For the last week or so I’ve been putting together a corpus of aligned Welsh and English sentences from the Records of Proceedings of the Third Welsh Assembly (2007-2011). This is intended as one of the citation sources for Eurfa, and will complement Jones and Eisele’s earlier PNAW corpus – Dafydd Jones & Andreas Eisele (2006): “Phrase-based statistical machine translation between English and Welsh.” LREC-2006: Fifth International Conference on Language Resources and Evaluation: 5th SALTMIL Workshop on Minority Languages: “Strategies for developing machine translation for minority languages”, Genoa, Italy.
There are 256 documents with blocks of text in both languages, giving a total of around 129,000 aligned items. After cleaning, these yield about 94,000 useable pairs, which then need to be split to give sentences. They also need to be rearranged in a consistent direction: the Records put the first language of the pair as whatever language was actually used by the speaker, with the translation in the other language following. So a language detection routine is required.
Alberto Manuel Brandão Simões has written Lingua::Identify, a very nice Perl module that handles 33 languages. It turns out that Welsh had been deactivated because of a lack of “clean” Welsh text to prime the analyser. Once I sent him some text that was Welsh-only, Alberto produced (in what must be a record-breaking 20 minutes!) a new version of Lingua::Identify (0.54) that identifies Welsh and English with high precision.
I plugged it into a PostgreSQL function, kindly offered by Filip Rembiałkowski:
create or replace function langof( text ) returns varchar(2)

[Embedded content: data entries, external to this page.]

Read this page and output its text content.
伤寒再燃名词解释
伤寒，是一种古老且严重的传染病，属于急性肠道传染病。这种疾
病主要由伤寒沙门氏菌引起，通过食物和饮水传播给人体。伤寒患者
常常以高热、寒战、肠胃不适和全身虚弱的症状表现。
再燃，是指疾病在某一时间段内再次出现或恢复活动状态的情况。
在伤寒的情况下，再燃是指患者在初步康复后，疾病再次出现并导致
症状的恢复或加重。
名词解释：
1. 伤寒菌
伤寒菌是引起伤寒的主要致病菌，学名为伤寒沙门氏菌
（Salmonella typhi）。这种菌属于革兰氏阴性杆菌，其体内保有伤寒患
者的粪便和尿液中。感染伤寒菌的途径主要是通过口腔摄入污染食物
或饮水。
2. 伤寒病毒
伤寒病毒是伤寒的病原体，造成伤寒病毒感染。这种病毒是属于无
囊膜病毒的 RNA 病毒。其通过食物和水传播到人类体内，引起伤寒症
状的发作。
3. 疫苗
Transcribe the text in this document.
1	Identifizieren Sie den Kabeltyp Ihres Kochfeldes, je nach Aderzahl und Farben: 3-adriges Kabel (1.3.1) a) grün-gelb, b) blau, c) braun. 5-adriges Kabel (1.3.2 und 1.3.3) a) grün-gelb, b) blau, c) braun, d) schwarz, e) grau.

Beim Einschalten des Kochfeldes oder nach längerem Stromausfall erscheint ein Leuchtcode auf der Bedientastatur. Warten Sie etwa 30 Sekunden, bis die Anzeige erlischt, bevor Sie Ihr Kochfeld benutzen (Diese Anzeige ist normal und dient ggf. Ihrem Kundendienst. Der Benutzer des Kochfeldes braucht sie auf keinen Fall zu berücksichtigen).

immutable returns null on null input
language plperlu as $perlcode$
use Lingua::Identify qw(langof);
return langof( shift );
select langof('my string in an unknown language');
will then give an identifier for the language of the string.
When I ran this against the first item in the 94,000 pairs, there was a misidentification of the language in only 26 cases (0.03%) – 10 of these should have been English and 16 Welsh. So far I haven’t come across any instances where an English item was identified as Welsh, or vice versa. Lingua::Identify is an amazing tool for saving a LOT of work – hats off to Alberto!
It turns out that Welsh was the original language used in around 12% of the blocks (about 12,000 out of the 94,000 blocks). It should be possible later to get the number of words in each language over all the Third Assembly’s debates.
I’ve now split these blocks into sentence pairs (around 350,000 after cleaning). There are about 3,000 “holes”, where one sentence in the source language has been translated by two in the target language, or vice versa (annoying!), and I’m working on fixing those.
Hopefully the new corpus, Kynulliad3, should be ready in the next couple of weeks, with a website and download.